On Lucene searchers, while downloading the index from S3, we skipped downloading the original full-precision vector files and instead downloaded only the empty full-precision vector files. This saved us 80% of storage space on searchers and also reduced the downloading time from S3.

Next Steps:

Based on the above work, I wanted to know what the community thinks about this and whether we should implement this in the open-source Lucene repo as well. For example, we could add support to write empty vector files directly from our codec and give users the flexibility to choose whether they want to use full-precision files or not.

Oct 21 '25 20:10 Pulkitg64

A few questions:

what would the API look like for stripping full-precision vectors and keeping only quantized ones? I guess it could be a codec option?
what would happen if updates are made to the index configured with such a Codec? I think we'd ideally want to prevent that or somehow signal to the user that merges will fail. Ideally IndexWriter.add/updateDocument(s) would catch it, but I could also imagine a check in Directory (read-only Directory that cannot write any data would throw an exc), or possibly even a failure would get deferred until vector format attempts to merge and finds zero full precision vectors and nonzero quantized vectors? Otherwise it will silently delete all vector data...

Oct 24 '25 15:10 msokolov

This saved us 80% of storage space on searchers and also reduced the downloading time from S3.

Just to clarify -- this is 80% smaller storage for just the vectors portion of the index. We (Amazon customer facing product search team -- I work with @Pulkitg64 and @msokolov) still have lots of other things in the Lucene index! Overall top-line reduction I think was ~10%, but that equates to PB (petabytes) of savings each day across the whole fleet! And as more and more vectors, with higher and higher dimensionality, are added to our indices, the vector portion of the index is a larger part, and these savings get bigger over time.

We can only do this because we fully rely on scalar quantized vectors for searching ... e.g. we never do 2nd phase reranking with full precision vectors. If a query wants to retrieve a vector as a return field, we re-hydrate the quantized form back to (lossy due to quantization round trip) full precision. And also because we have physical isolation of indexing and searching, using NRT segment replication (via S3 so we also get full, incremental backups on every commit point) to copy new segments on each commit from indexers to searchers.

As @Pulkitg64 described, our current solution is kinda hackity/messy because the Codec (and therefore IndexWriter, SegmentInfos, etc.) don't know about these files.
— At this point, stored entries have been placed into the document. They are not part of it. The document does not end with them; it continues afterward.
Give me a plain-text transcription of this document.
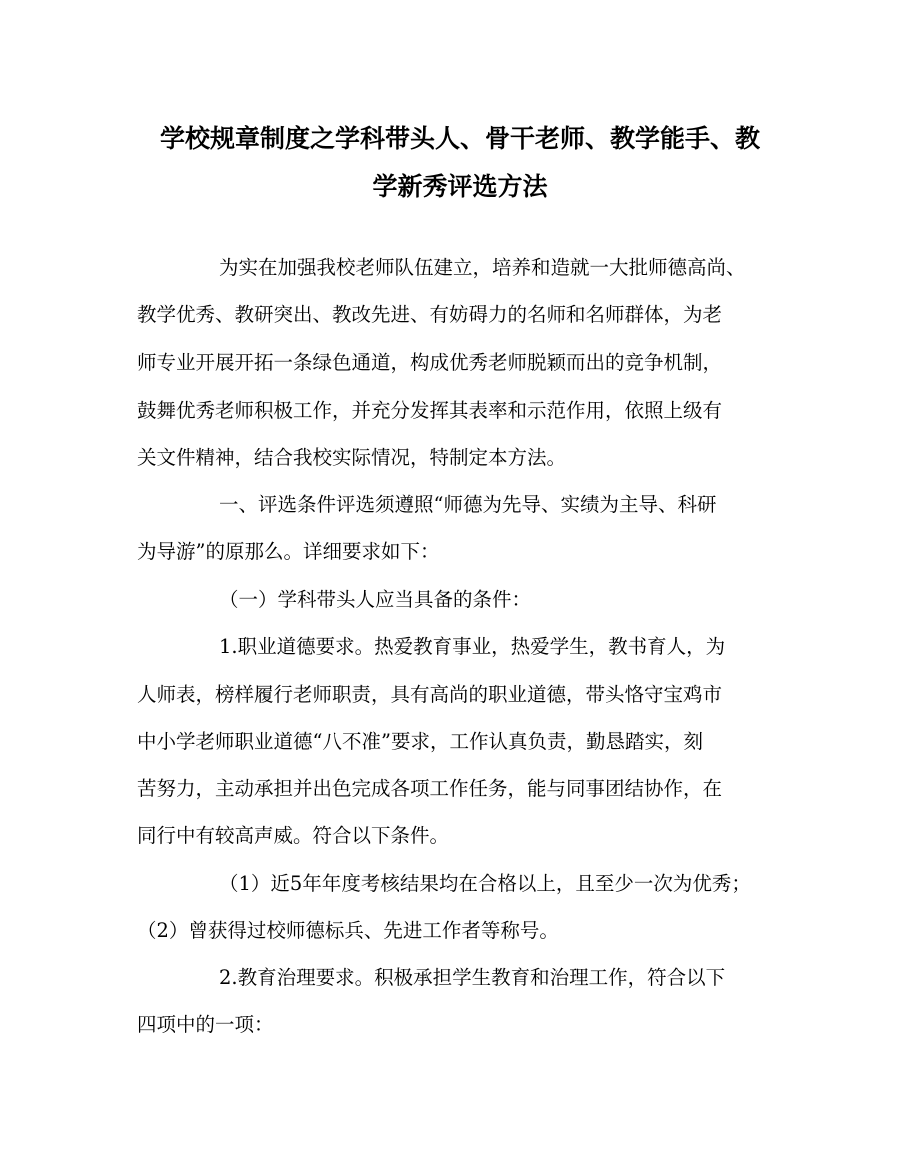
学校规章制度之学科带头人、骨干老师、教学能手、教
学新秀评选方法

为实在加强我校老师队伍建立，培养和造就一大批师德高尚、

教学优秀、教研突出、教改先进、有妨碍力的名师和名师群体，为老

师专业开展开拓一条绿色通道，构成优秀老师脱颖而出的竞争机制，

鼓舞优秀老师积极工作，并充分发挥其表率和示范作用，依照上级有

关文件精神，结合我校实际情况，特制定本方法。

一、评选条件评选须遵照“师德为先导、实绩为主导、科研

为导游”的原那么。详细要求如下：

（一）学科带头人应当具备的条件：

1.职业道德要求。热爱教育事业，热爱学生，教书育人，为

人师表，榜样履行老师职责，具有高尚的职业道德，带头恪守宝鸡市

中小学老师职业道德“八不准”要求，工作认真负责，勤恳踏实，刻

苦努力，主动承担并出色完成各项工作任务，能与同事团结协作，在

同行中有较高声威。符合以下条件。

（1）近5年年度考核结果均在合格以上，且至少一次为优秀；

（2）曾获得过校师德标兵、先进工作者等称号。

2.教育治理要求。积极承担学生教育和治理工作，符合以下

四项中的一项：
For example, we could add support to write empty vector files directly from our codec and give users the flexibility to choose whether they want to use full-precision files or not.

+1, I like this approach.

Indexing would always write two sets of files (one with all the full precision vectors indexed, another with no vectors which will be tiny files -- just header and footer). Codec would own the inventory of these empty-full-precision files (adding them to .files()). And then they would be deleted at the right time since IndexFileDeleter would include them in ref counting (when that segment is merged away). And nothing would open them for reading, by default... they just "lurk"!

A few questions:

Yeah this is the tricky part!

The one thing that needs to know it will open only for reading is the KnnVectorsReader, but we have no clean way to pass index-open-time parameters to Codecs I think? But you're right, we would also need the index to somehow store that it is a read-only index because something along the way dropped the full precision files? Not sure how to do that ... tricky part! It makes the empty-file-writing part seem easy lol.

Dec 13 '25 02:12 mikemccand